Le mont Blanc, toit de l’Europe, culmine à 4 807 m.

Mais de quoi s’agit-il ? On pourrait le décrire comme un ensemble de règles, de valeurs, de croyances, qui encadrent l’alpinisme et définissent les « bonnes » manières de le pratiquer. L’esprit de l’alpinisme n’est pas invoqué par tous, mais par ceux qui ont le pouvoir de fixer les normes de l’excellence, à savoir les meilleurs alpinistes ou les institutions les plus reconnues.

Ce faisant, cet esprit sert à identifier et à distinguer les « grands » ou les « vrais » alpinistes des autres usagers des montagnes.

Les précurseurs : des bourgeois de l’Angleterre victorienne

J’ai mené une recherche de plusieurs années, dans une perspective à la fois sociologique et historique, pour comprendre la teneur de cet esprit, mais aussi pour montrer le lien qui l’unit avec la manière dont on conçoit l’excellence en alpinisme. Pour cela, je suis remontée aux origines de cet esprit.

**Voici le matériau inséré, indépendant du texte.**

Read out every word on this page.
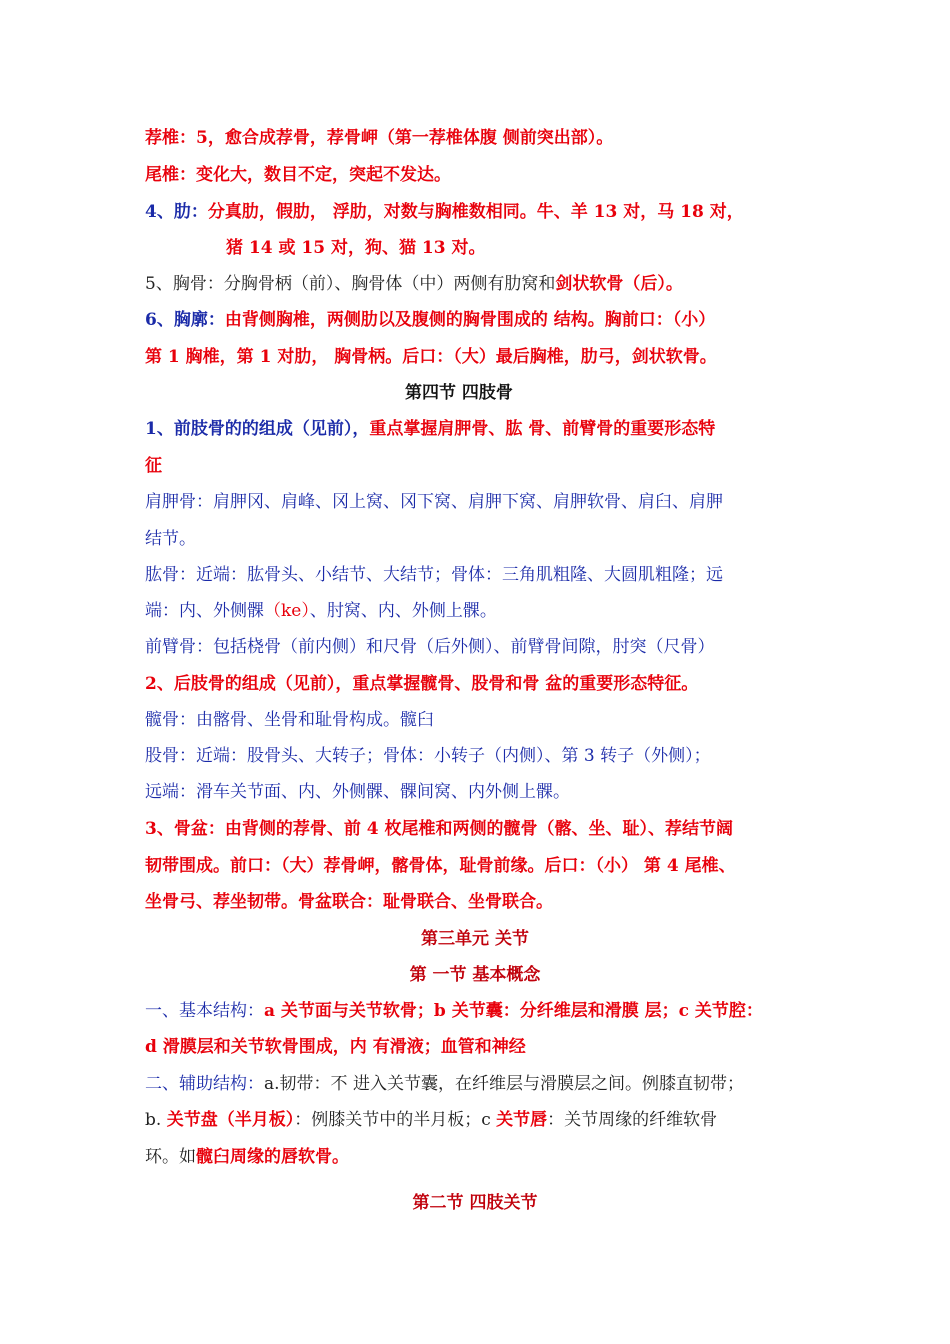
荐椎：5，愈合成荐骨，荐骨岬（第一荐椎体腹 侧前突出部）。
尾椎：变化大，数目不定，突起不发达。
4、肋：分真肋，假肋， 浮肋，对数与胸椎数相同。牛、羊 13 对，马 18 对，
猪 14 或 15 对，狗、猫 13 对。
5、胸骨：分胸骨柄（前）、胸骨体（中）两侧有肋窝和剑状软骨（后）。
6、胸廓：由背侧胸椎，两侧肋以及腹侧的胸骨围成的 结构。胸前口：（小）
第 1 胸椎，第 1 对肋， 胸骨柄。后口：（大）最后胸椎，肋弓，剑状软骨。
第四节 四肢骨
1、前肢骨的的组成（见前），重点掌握肩胛骨、肱 骨、前臂骨的重要形态特
征
肩胛骨：肩胛冈、肩峰、冈上窝、冈下窝、肩胛下窝、肩胛软骨、肩臼、肩胛
结节。
肱骨：近端：肱骨头、小结节、大结节；骨体：三角肌粗隆、大圆肌粗隆；远
端：内、外侧髁（ke）、肘窝、内、外侧上髁。
前臂骨：包括桡骨（前内侧）和尺骨（后外侧）、前臂骨间隙，肘突（尺骨）
2、后肢骨的组成（见前），重点掌握髋骨、股骨和骨 盆的重要形态特征。
髋骨：由髂骨、坐骨和耻骨构成。髋臼
股骨：近端：股骨头、大转子；骨体：小转子（内侧）、第 3 转子（外侧）；
远端：滑车关节面、内、外侧髁、髁间窝、内外侧上髁。
3、骨盆：由背侧的荐骨、前 4 枚尾椎和两侧的髋骨（髂、坐、耻）、荐结节阔
韧带围成。前口：（大）荐骨岬，髂骨体，耻骨前缘。后口：（小） 第 4 尾椎、
坐骨弓、荐坐韧带。骨盆联合：耻骨联合、坐骨联合。
第三单元 关节
第 一节 基本概念
一、基本结构：a 关节面与关节软骨；b 关节囊：分纤维层和滑膜 层；c 关节腔：
d 滑膜层和关节软骨围成，内 有滑液；血管和神经
二、辅助结构：a.韧带：不 进入关节囊，在纤维层与滑膜层之间。例膝直韧带；
b. 关节盘（半月板）：例膝关节中的半月板；c 关节唇：关节周缘的纤维软骨
环。如髋臼周缘的唇软骨。
第二节 四肢关节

Il a été forgé dans l’Angleterre victorienne de l’Alpine Club, le premier club alpin au monde, créé en 1857, près de vingt ans avant son équivalent français, le CAF (Club alpin français).

Des membres de l’Alpine club à Zermatt, dans les Alpes suisses, en 1864.
Wikimedia

Même si cela peut paraître surprenant au vu de la topographie britannique, ce sont bien des bourgeois anglais, à la pointe de l’alpinisme (dans les Alpes, mais aussi dans le Caucase ou l’Himalaya) jusqu’à l’entre-deux-guerres, qui lui ont donné ses codes et ses valeurs.

Pourquoi l’Angleterre ? Plusieurs facteurs se conjuguent pour y expliquer la naissance de l’alpinisme : un contexte de paix intérieure (quand la France est marquée par des troubles politiques), l’apparition d’une nouvelle classe bourgeoise issue de la révolution industrielle, férue d’exploration et abreuvée de l’idéologie impérialiste de l’époque ; mais aussi marquée par des valeurs sportives inculquées dans les écoles et universités destinées aux garçons des élites sociales, aux « gentlemen ». En effet, le sport moderne apparaît en Angleterre à la même époque.

Le développement des transports favorise dans un premier temps l’arrivée de ces conquérants d’un genre nouveau dans les Alpes, dont ils escaladent la grande majorité des sommets vierges pendant leurs congés estivaux, car la plupart travaillent – comme hommes d’affaires, avocats ou juges, professeurs, médecins, toutes ces professions prestigieuses de l’époque.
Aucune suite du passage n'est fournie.